Latifa Patel, BMA workforce and equalities lead, said she assumed that trusts without dedicated sexual safety policies are “sitting on huge numbers of unreported incidents,” which she describes as “a truly disturbing implication.”

Reluctant to report

The data show that 193 of the 212 trusts reported 10 or fewer staff-on-staff incidents between 2017 and 2022, but doctors describe this as “implausible” given their number of employees, and say that staff is reluctant to report sexual assault.

Simon Fleming, an orthopaedic registrar, and author said: “I know hundreds of female doctors who’ve been assaulted, thousands who’ve been harassed, and a decent number who’ve been raped within the NHS.”

And although more than 4,000 NHS staff were accused of rape, sexual assault, harassment, stalking, or abusive remarks towards other staff or patients in 2017-22, the investigation found that only 576 have faced disciplinary action.

When complaints were made against colleagues, women claim that NHS trusts show a “reluctance to suspend perpetrators due to overall staff shortages,” says Deeba Syed, senior legal officer for Rights of Women, a helpline that provides support for women who have been sexually assaulted or harassed at work.

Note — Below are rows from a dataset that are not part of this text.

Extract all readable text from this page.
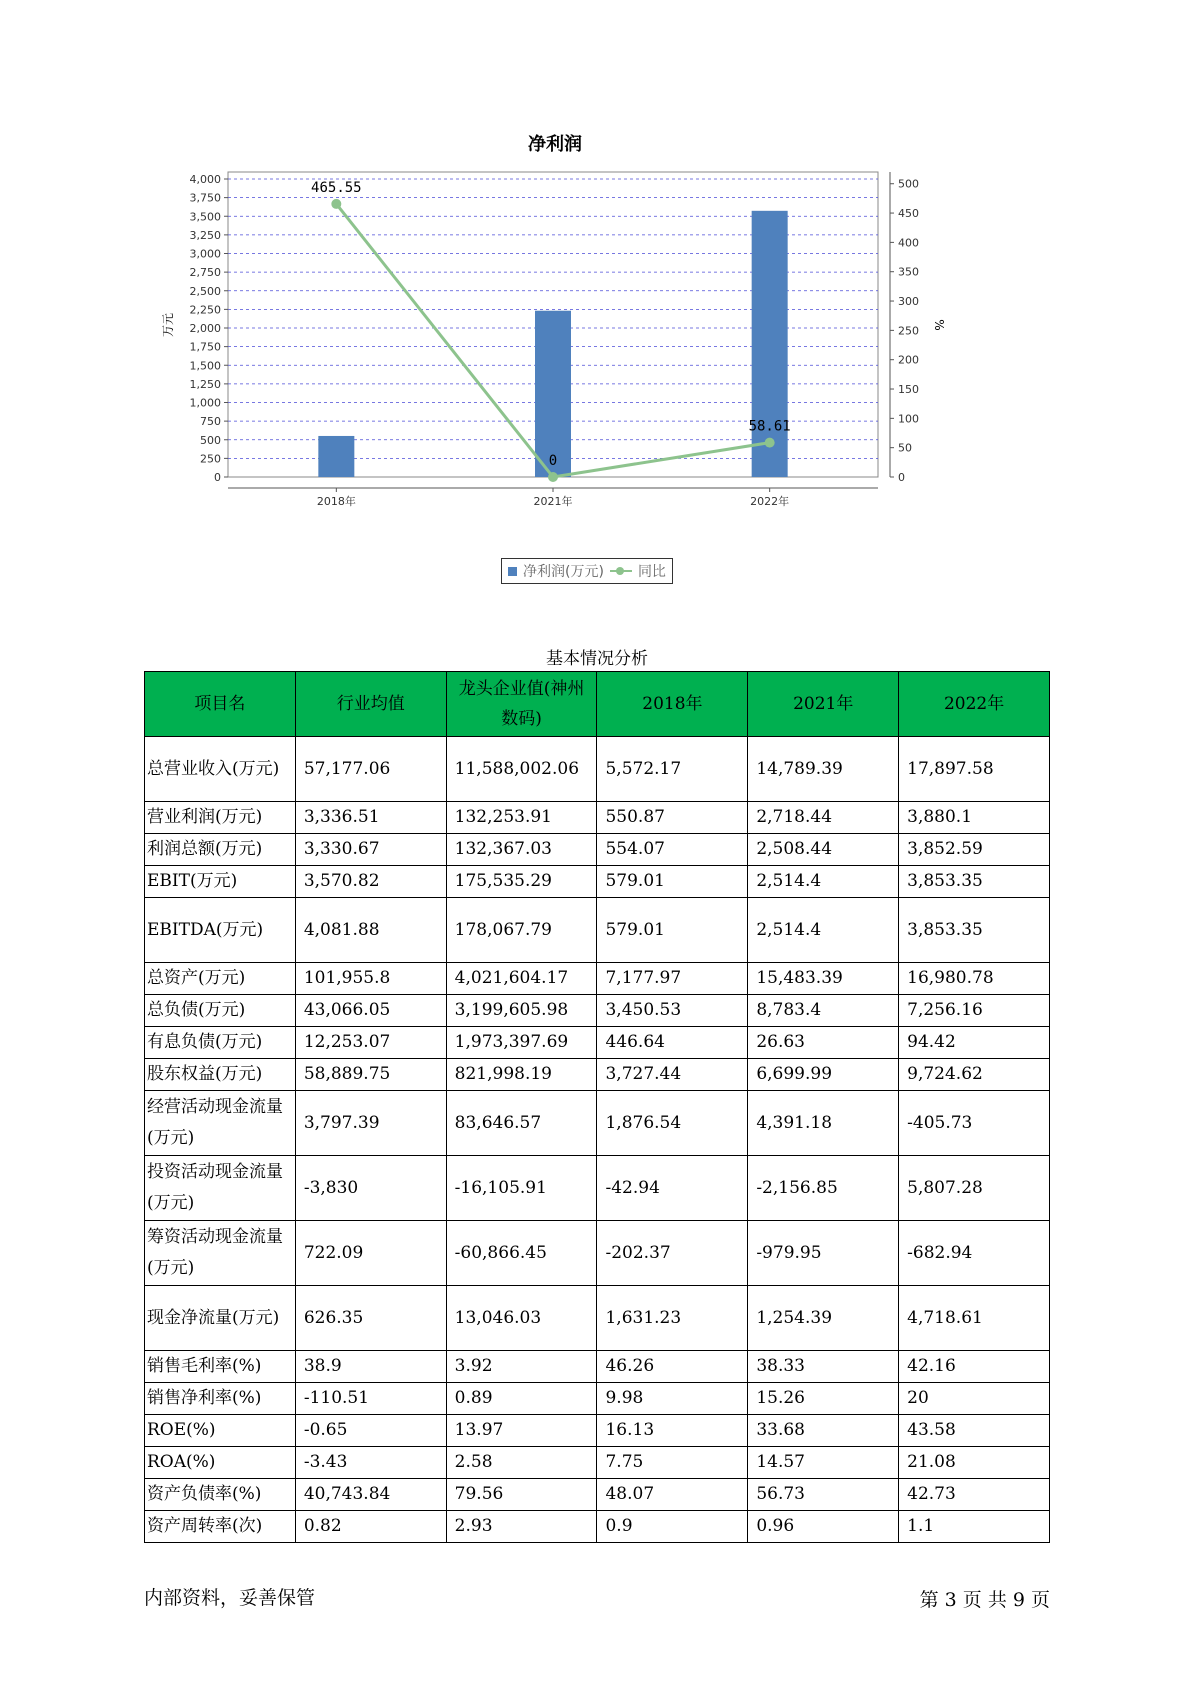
净利润
0
250
500
750
1,000
1,250
1,500
1,750
2,000
2,250
2,500
2,750
3,000
3,250
3,500
3,750
4,000
0
50
100
150
200
250
300
350
400
450
500
2018年	2021年	2022年
万元	%
465.55
0
58.61
净利润(万元) 同比
基本情况分析
项目名	行业均值	龙头企业值(神州数码)	2018年	2021年	2022年
总营业收入(万元)	57,177.06	11,588,002.06	5,572.17	14,789.39	17,897.58
营业利润(万元)	3,336.51	132,253.91	550.87	2,718.44	3,880.1
利润总额(万元)	3,330.67	132,367.03	554.07	2,508.44	3,852.59
EBIT(万元)	3,570.82	175,535.29	579.01	2,514.4	3,853.35
EBITDA(万元)	4,081.88	178,067.79	579.01	2,514.4	3,853.35
总资产(万元)	101,955.8	4,021,604.17	7,177.97	15,483.39	16,980.78
总负债(万元)	43,066.05	3,199,605.98	3,450.53	8,783.4	7,256.16
有息负债(万元)	12,253.07	1,973,397.69	446.64	26.63	94.42
股东权益(万元)	58,889.75	821,998.19	3,727.44	6,699.99	9,724.62
经营活动现金流量(万元)	3,797.39	83,646.57	1,876.54	4,391.18	-405.73
投资活动现金流量(万元)	-3,830	-16,105.91	-42.94	-2,156.85	5,807.28
筹资活动现金流量(万元)	722.09	-60,866.45	-202.37	-979.95	-682.94
现金净流量(万元)	626.35	13,046.03	1,631.23	1,254.39	4,718.61
销售毛利率(%)	38.9	3.92	46.26	38.33	42.16
销售净利率(%)	-110.51	0.89	9.98	15.26	20
ROE(%)	-0.65	13.97	16.13	33.68	43.58
ROA(%)	-3.43	2.58	7.75	14.57	21.08
资产负债率(%)	40,743.84	79.56	48.07	56.73	42.73
资产周转率(次)	0.82	2.93	0.9	0.96	1.1
内部资料，妥善保管	第 3 页 共 9 页
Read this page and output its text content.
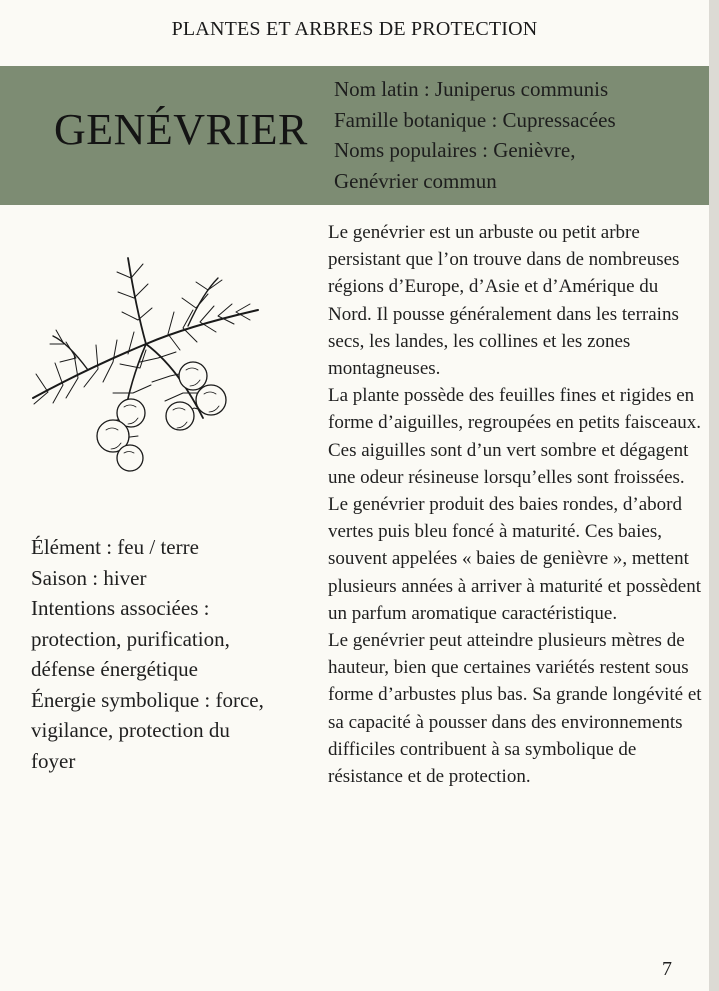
PLANTES ET ARBRES DE PROTECTION
GENÉVRIER
Nom latin : Juniperus communis
Famille botanique : Cupressacées
Noms populaires : Genièvre,
Genévrier commun
Élément : feu / terre
Saison : hiver
Intentions associées :
protection, purification,
défense énergétique
Énergie symbolique : force,
vigilance, protection du
foyer

Le genévrier est un arbuste ou petit arbre persistant que l’on trouve dans de nombreuses régions d’Europe, d’Asie et d’Amérique du Nord. Il pousse généralement dans les terrains secs, les landes, les collines et les zones montagneuses.

La plante possède des feuilles fines et rigides en forme d’aiguilles, regroupées en petits faisceaux. Ces aiguilles sont d’un vert sombre et dégagent une odeur résineuse lorsqu’elles sont froissées.

Le genévrier produit des baies rondes, d’abord vertes puis bleu foncé à maturité. Ces baies, souvent appelées « baies de genièvre », mettent plusieurs années à arriver à maturité et possèdent un parfum aromatique caractéristique.

Le genévrier peut atteindre plusieurs mètres de hauteur, bien que certaines variétés restent sous forme d’arbustes plus bas. Sa grande longévité et sa capacité à pousser dans des environnements difficiles contribuent à sa symbolique de résistance et de protection.

7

The Academy of Medical Royal Colleges, the Liberal Democrats, the Hospital Doctors Union, the GMB union, the Society of Radiologists and the British Dietetic Association have all called for an independent inquiry into the epidemic of sexual assault in the NHS in light of the findings.

Quit her job

Fleur Curtis, 43, was sexually assaulted on three occasions by a junior doctor in 2016 and 2017 when she was working as a physician associate at the Princess Royal Hospital in Telford. 

She told The BMJ that the trust’s poor handling of her complaint had a massive impact on her mental health, forcing her to quit her job in 2020.

Trusts need to be guided by NHS-wide policies on how to deal with allegations, including when to suspend staff and when to report individuals to the police, and should act swiftly to deal with complaints, said Tamzin Cuming and Carrie Newlands, from the Working Party on Sexual Misconduct in Surgery.

BMA workforce and equalities lead Patel said: “Employers must ensure that victims are supported and feel empowered to report sexual harm and resolve to take appropriate action.”

“It is heartbreaking to see the extent to which the NHS has failed to provide this safety to patients and healthcare staff.”

‘Working closely with NHS’

Health Secretary Steve Barclay said that the government has doubled the maximum sentence for those who are convicted of assaulting health workers and is working closely with NHS England to prevent and reduce violence against staff.

In a linked opinion article, Simon Fleming said everyone is responsible for holding sexual predators in the NHS accountable or risk becoming complicit bystanders. 

“Criminal behaviour should be dealt with seriously, regardless of who has committed the crime,” he said. “Failure to challenge, individually or organisationally, these attitudes is akin to accepting them as ‘just how things are.’”

Rosalind Searle at the Adam Smith Business School, University of Glasgow, said failures to record, investigate, and act on cases of sexual harassment and abuse in healthcare have enabled perpetrators. 

She outlined three sanctioning mechanisms—self, social, and legal sanctions—that are needed to reduce these violations in workplaces and society.